IMAGE: BURNED OUT FOREST, DEAD GOATS
Yiorgos Karahalis  /  Reuters
Fires across southern Greece left many areas barren. This view Wednesday shows dead goats in a burned out forest near the town of Minthi.
updated 8/29/2007 11:02:54 AM ET 2007-08-29T15:02:54

In six hot, windy days of uncontrolled blazes, Greece lost more of its rapidly dwindling forestland than in any single year on record.

The massive fires, several still raging Wednesday, have killed at least 64 people and gutted hundreds of homes in scores of southern villages.

The inferno also destroyed fragile mountain ecosystems — that will require decades to revive — and an entire rural way of life, threatening to turn thousands of villagers into environmental refugees.

The fire department has not announced an overall damage assessment, but independent estimates say around 495,000 acres of forest, olive groves and scrub may have been consumed — the largest amount since official records started in the 1950s.

"These fires are worse than in any previous year," said Gavriil Xanthopoulos, a researcher at Greece's National Agricultural Research Foundation. "We exceeded the last record set in 2000," about 360,000 acres.

Up to 455,000 acres were laid waste between Friday and Monday alone — 10 times the annual average for the past 50 years, according to the European Commission's European Forest Fire Information System. A total 665,000 acres — an area almost the size of Rhode Island — went up in smoke since the start of the year.

Some say it was the worst catastrophe since a Turkish army ravaged the Peloponnese in 1825, during the Greek War of Independence from the Ottoman Empire.

Video: Fires write a Greek tragedy Arson has been widely blamed, and 11 people charged with deliberately setting fires. Arson suspects are rarely convicted.

Where cases are proven, the motives are typically profit, revenge against neighbors, and shepherds trying to clear grazing pastures.

Greece's branch of Greenpeace estimated up to 618,000 acres were destroyed this year, mainly in the summer months when temperatures repeatedly surged well over 104 degrees Fahrenheit.

"Nobody can provide an accurate figure right now, and several fires are still burning ... It's a record year," said director Nikos Haralambidis.

About 20 percent of Greece is covered by forest, and the figure has been constantly dropping in recent decades.

Wildlife jewels scarred
Haralambidis said the massive fires ravaged fragile ecosystems in the Peloponnese peninsula and caused ecological damage in the mountains, now facing the threat of floods and landslides in inhabited areas.

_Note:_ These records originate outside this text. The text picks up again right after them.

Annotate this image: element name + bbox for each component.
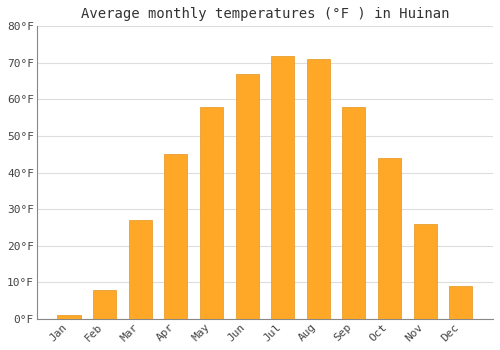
Bar (58, 315, 80, 319)
Bar (93, 290, 116, 319)
Bar (342, 107, 365, 319)
Bar (378, 158, 401, 319)
Bar (306, 59, 330, 319)
Bar (200, 107, 223, 319)
Bar (128, 220, 152, 319)
Title: Average monthly temperatures (°F ) in Huinan: Average monthly temperatures (°F ) in Hu… (80, 7, 449, 21)
Bar (164, 154, 188, 319)
Bar (414, 224, 436, 319)
Bar (449, 286, 472, 319)
Bar (236, 74, 258, 319)
Bar (271, 56, 294, 319)
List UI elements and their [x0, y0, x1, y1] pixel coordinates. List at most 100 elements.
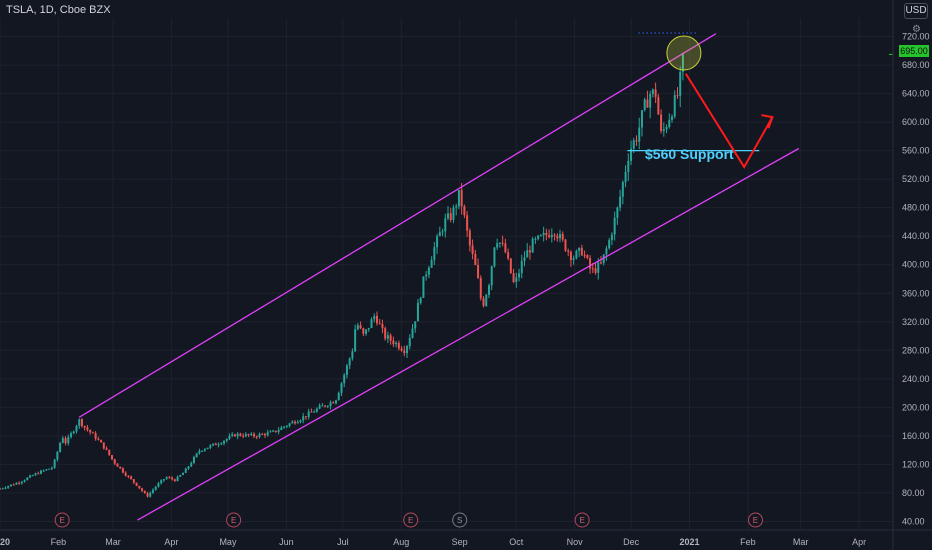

IMAGE: SATELLITE VIEW OF SMOKE FROM FIRES
European Space Agency via AP
This satellite image shows haze from the fires burning in Greece on Monday.
"Mount Taygetos in the southern Peloponnese, particularly as far as plant life is concerned, is Greece's diamond where many species grow that do not exist anywhere else in the world," he said.

"Mount Parnon (to the east) is — or rather was — a paradise, while the Kaiafas forest was one of the last remaining vestiges of a huge forest of stone pines that once covered all of the western Peloponnese."

Haralambidis said these forests will take decades to revive naturally, "provided we leave them alone."

Outside the forests, in low-lying land and plateaus, entire ecosystems — birds, reptiles and small mammals — in burnt fields and olive groves have vanished altogether.

"Those that could escape elsewhere may have managed to do so, but very many didn't," Haralambidis said.

'Environmental refugees' possible
The six-day inferno also caused "an irreparable social and economic catastrophe" in the small, farming-dependent villages of the Peloponnesian mountains, according to forestry expert Nikos Bokaris.

"These people lost their farmland, their flocks and in many cases their households," Bokaris said.

Greenpeace's Haralambidis warned that mountain populations could end up as internally displaced "environmental refugees."

"There will be several thousand people faced with the choice of staying in a burnt land or moving to the cities," he said.

"And if they are to stay, the conditions must be created to ensure them a decent livelihood. Their main source of income was olive oil production ... and new olive saplings need at least 15 years before they can yield a proper crop."